Ce que ça change pour les collectivités d'Auvergne-Rhône-Alpes

Les administrations et collectivités de la région ne sont pas spectatrices. Ce socle mutualisé est pensé pour être réutilisé. Une mairie, une métropole, un département ou un opérateur régional pourra, à terme, brancher ses services sur des briques déjà construites plutôt que de tout développer.

Les cas d'usage typiques sont déjà là : transcription de conseils municipaux, réponse aux demandes des administrés via un RAG sur la réglementation locale, traitement documentaire, OCR de courriers scannés. On a détaillé ces pistes dans ce que les administrations locales peuvent automatiser.

Le vrai avantage : ces briques arrivent avec un cadre de sécurité et d'hébergement déjà validé. Pour une collectivité qui craint le RGPD et la fuite de données, c'est un argument fort. Encore faut-il que les outils tiennent la route, d'où l'importance de suivre les retours de terrain plutôt que les annonces.

Les opportunités concrètes pour les prestataires régionaux

C'est là que ça devient intéressant si vous vendez du service. Le socle souverain ne se déploie pas tout seul. Il faut des intégrateurs, des développeurs, des experts data, des formateurs. Autant de postes que l'État et les collectivités ne remplissent pas en interne.

Quelques angles à travailler :

  • Intégration des briques : brancher Albert API, le SIIAG ou Transcripts sur les outils métiers d'une administration régionale
  • Préparation des données : sans données propres et indexées, le RAG ne sert à rien. Un chantier énorme et peu glamour, donc peu concurrencé
  • Formation des agents : accompagner la montée en compétence, condition de succès de tout déploiement
  • Conseil et cadrage : aider une collectivité à choisir quel service brancher, et sur quel cas d'usage démarrer sans se planter

Attention à la porte d'entrée : les marchés publics IA passent par des critères de plus en plus exigeants, y compris environnementaux. On l'a décrypté dans les critères environnementaux dans vos appels d'offres IA. Et si vous voulez industrialiser vos réponses, jetez un œil à automatiser ses réponses aux appels d'offres.

Ce que vous pouvez faire maintenant

Trois réflexes utiles selon votre profil.

Si vous êtes une collectivité ou une administration régionale : identifiez un cas d'usage simple et à faible risque (transcription, tri de courriers) avant de rêver de l'assistant conversationnel généralisé. Suivez ia.numerique.gouv.fr pour savoir quelles briques sont réellement disponibles et stables.

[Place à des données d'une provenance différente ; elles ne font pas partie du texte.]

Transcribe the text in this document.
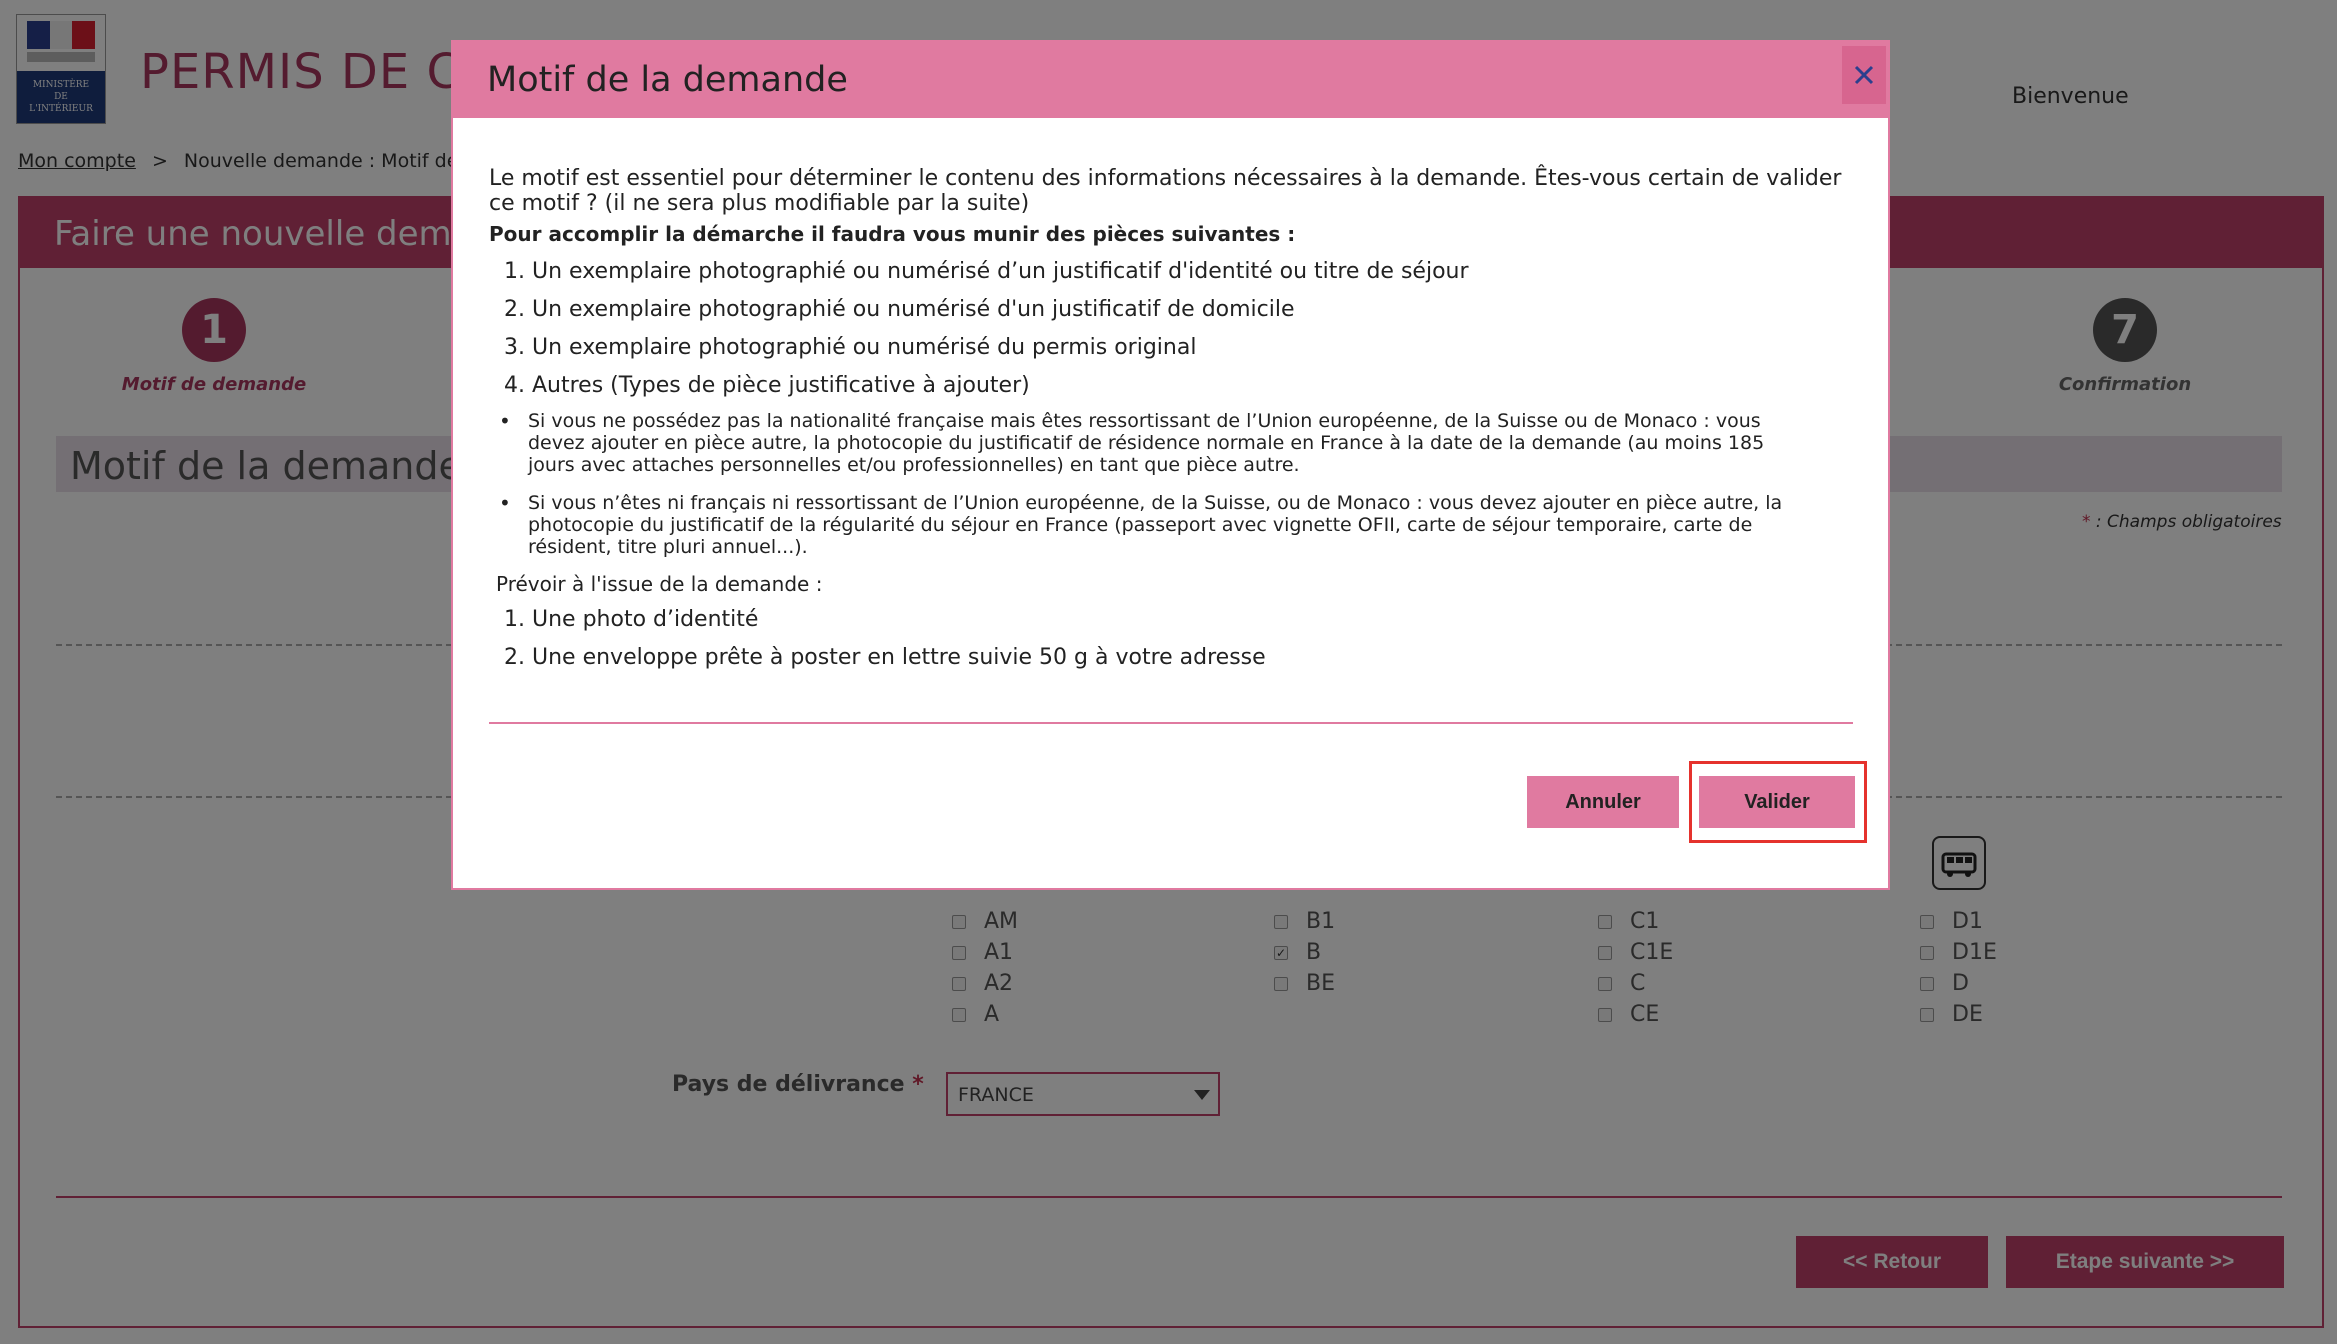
Motif de la demande

Le motif est essentiel pour déterminer le contenu des informations nécessaires à la demande. Êtes-vous certain de valider ce motif ? (il ne sera plus modifiable par la suite)

Pour accomplir la démarche il faudra vous munir des pièces suivantes :

1. Un exemplaire photographié ou numérisé d’un justificatif d'identité ou titre de séjour
2. Un exemplaire photographié ou numérisé d'un justificatif de domicile
3. Un exemplaire photographié ou numérisé du permis original
4. Autres (Types de pièce justificative à ajouter)
• Si vous ne possédez pas la nationalité française mais êtes ressortissant de l’Union européenne, de la Suisse ou de Monaco : vous devez ajouter en pièce autre, la photocopie du justificatif de résidence normale en France à la date de la demande (au moins 185 jours avec attaches personnelles et/ou professionnelles) en tant que pièce autre.
• Si vous n’êtes ni français ni ressortissant de l’Union européenne, de la Suisse, ou de Monaco : vous devez ajouter en pièce autre, la photocopie du justificatif de la régularité du séjour en France (passeport avec vignette OFII, carte de séjour temporaire, carte de résident, titre pluri annuel...).

Prévoir à l'issue de la demande :

1. Une photo d’identité
2. Une enveloppe prête à poster en lettre suivie 50 g à votre adresse
Annuler	Valider
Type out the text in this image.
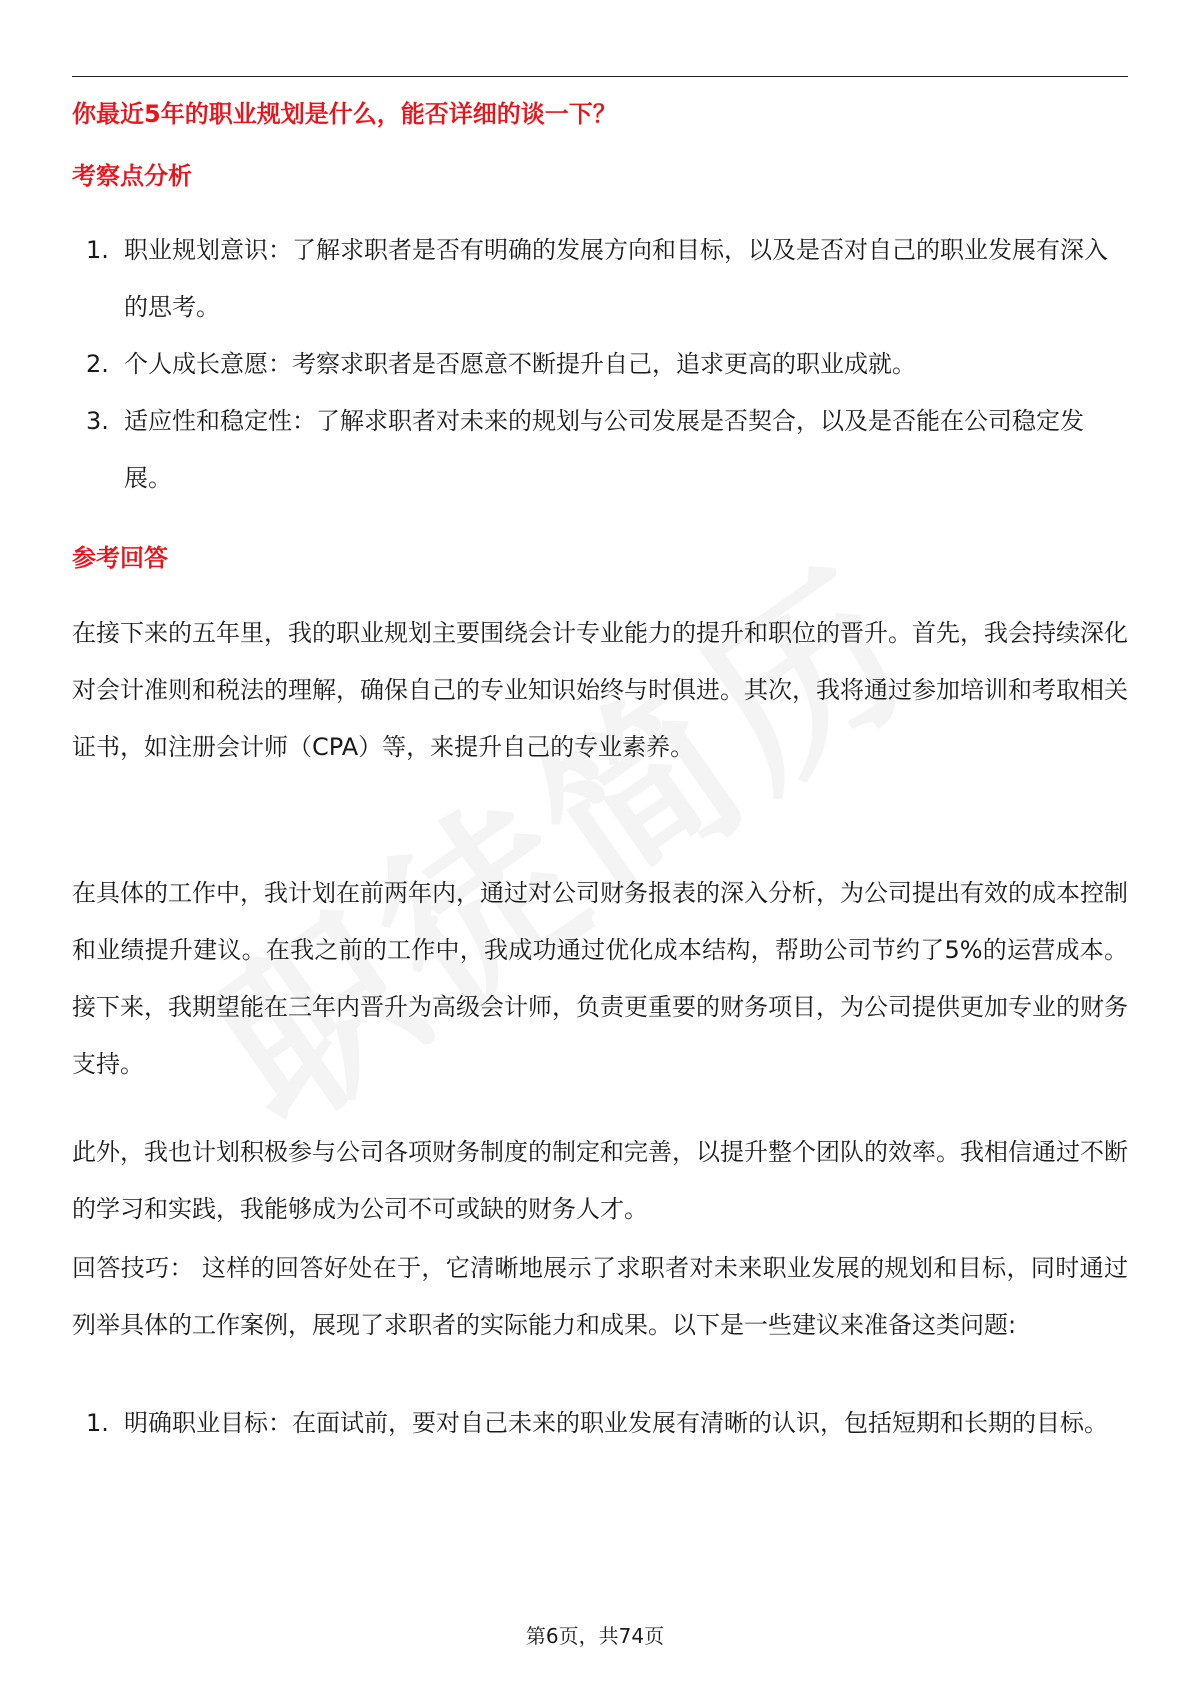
你最近5年的职业规划是什么，能否详细的谈一下？
考察点分析
1. 职业规划意识：了解求职者是否有明确的发展方向和目标，以及是否对自己的职业发展有深入的思考。
2. 个人成长意愿：考察求职者是否愿意不断提升自己，追求更高的职业成就。
3. 适应性和稳定性：了解求职者对未来的规划与公司发展是否契合，以及是否能在公司稳定发展。
参考回答

在接下来的五年里，我的职业规划主要围绕会计专业能力的提升和职位的晋升。首先，我会持续深化对会计准则和税法的理解，确保自己的专业知识始终与时俱进。其次，我将通过参加培训和考取相关证书，如注册会计师（CPA）等，来提升自己的专业素养。

在具体的工作中，我计划在前两年内，通过对公司财务报表的深入分析，为公司提出有效的成本控制和业绩提升建议。在我之前的工作中，我成功通过优化成本结构，帮助公司节约了5%的运营成本。接下来，我期望能在三年内晋升为高级会计师，负责更重要的财务项目，为公司提供更加专业的财务支持。

此外，我也计划积极参与公司各项财务制度的制定和完善，以提升整个团队的效率。我相信通过不断的学习和实践，我能够成为公司不可或缺的财务人才。

回答技巧： 这样的回答好处在于，它清晰地展示了求职者对未来职业发展的规划和目标，同时通过列举具体的工作案例，展现了求职者的实际能力和成果。以下是一些建议来准备这类问题:

1. 明确职业目标：在面试前，要对自己未来的职业发展有清晰的认识，包括短期和长期的目标。
第6页，共74页
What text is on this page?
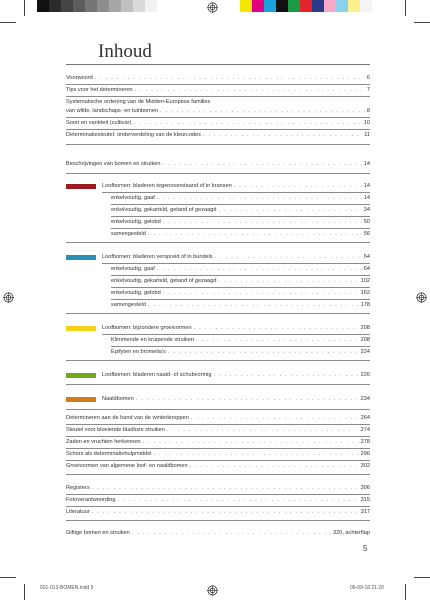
Inhoud
Voorwoord . . .	6
Tips voor het determineren . . .	7
Systematische ordening van de Midden-Europese families
van wilde, landschaps- en tuinbomen . . .	8
Soort en variëteit (cultivar) . . .	10
Determinatiesleutel: onderverdeling van de kleurcodes . . .	11
Beschrijvingen van bomen en struiken . . .	14
Loofbomen: bladeren tegenoverstaand of in kransen . . .	14
enkelvoudig, gaaf . . .	14
enkelvoudig, gekarteld, getand of gezaagd . . .	34
enkelvoudig, gelobd . . .	50
samengesteld . . .	56
Loofbomen: bladeren verspreid of in bundels . . .	64
enkelvoudig, gaaf . . .	64
enkelvoudig, gekarteld, getand of gezaagd . . .	102
enkelvoudig, gelobd . . .	162
samengesteld . . .	178
Loofbomen: bijzondere groeivormen . . .	208
Klimmende en kruipende struiken . . .	208
Epifyten en bromelia's . . .	224
Loofbomen: bladeren naald- of schubvormig . . .	226
Naaldbomen . . .	234
Determineren aan de hand van de winterknoppen . . .	264
Sleutel voor bloeiende bladloze struiken . . .	274
Zaden en vruchten herkennen . . .	278
Schors als determinatiehulpmiddel . . .	296
Groeivormen van algemene loof- en naaldbomen . . .	302
Registers . . .	306
Fotoverantwoording . . .	315
Literatuur . . .	317
Giftige bomen en struiken . . .	320, achterflap
5
001-013-BOMEN.indd 5	06-09-18 21:20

Si vous êtes prestataire : positionnez-vous sur la couche que l'État ne fait pas, l'intégration, la data, la formation. Surveillez les publications de l'UGAP et les référencements SecNumCloud, c'est par là que passe la commande.

Si vous êtes une entreprise qui suit le sujet : ce chantier valide une chose, l'IA souveraine hébergée en France n'est plus un vœu pieux, elle devient un standard opérationnel. Ce que fait l'État sur ses données sensibles, vous pouvez le regarder pour les vôtres. Le socle technique existe, les fournisseurs français aussi.

La bascule vers ARIANE ne change pas la donne technique demain matin. Mais elle installe une gouvernance durable. Autant s'y intéresser tôt, parce que les administrations qui commanderont et les prestataires qui livreront se comptent déjà.